1 in 3 Workers Would Pay More for Health Benefits
A new survey shows that 38% of workers would pay for more generous health benefits.
Healthcare providers and health plans may be able to capitalize on a finding from a study by Willis Towers Watson.
Thirty-eight percent of U.S. workers may be willing to pay more each month for better health plans, according to the survey.
The survey tallied the responses of nearly 5,000 U.S. employees.
More granularly, health plans and health service providers may be able to exploit the following opportunities:
- More than half (55%) of employees would accept a more generous health plan in exchange for an equivalent change in pay.

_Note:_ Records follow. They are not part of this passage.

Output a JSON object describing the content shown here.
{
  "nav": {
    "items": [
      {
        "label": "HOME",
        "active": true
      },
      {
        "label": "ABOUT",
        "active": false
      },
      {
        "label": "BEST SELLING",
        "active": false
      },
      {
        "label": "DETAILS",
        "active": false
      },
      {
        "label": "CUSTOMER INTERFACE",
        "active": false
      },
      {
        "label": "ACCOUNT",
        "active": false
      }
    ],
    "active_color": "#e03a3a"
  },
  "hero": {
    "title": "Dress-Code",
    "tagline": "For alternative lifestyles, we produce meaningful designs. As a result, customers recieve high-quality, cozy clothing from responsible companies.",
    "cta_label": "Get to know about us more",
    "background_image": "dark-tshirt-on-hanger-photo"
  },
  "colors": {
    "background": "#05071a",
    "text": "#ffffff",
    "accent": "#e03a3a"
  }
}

- Choice and flexibility increase employee appreciation of their benefits packages, says Julie Stone, a managing director of health benefits for Willis Towers Watson.
- 65% said managing their health is a top priority in their life.
- Only 39% said the initiatives offered by their employer to support health and well-being meet their needs; 66% say their current healthcare plan meets their needs.
- 46% said they would be willing to pay a higher amount out of their pay each month to have lower, more predictable costs when actually using healthcare services.
- 51% said employers should financially reward employees for living healthier lifestyles.
If employees were in charge of their own benefits budget, they would allocate 27% to healthcare services and health and well-being plans, according to the survey. That's slightly less than the 31% they would allocate to retirement and financial well-being plans. The remaining portions of the budget would go to life insurance, vision and personal insurance, and annual leave.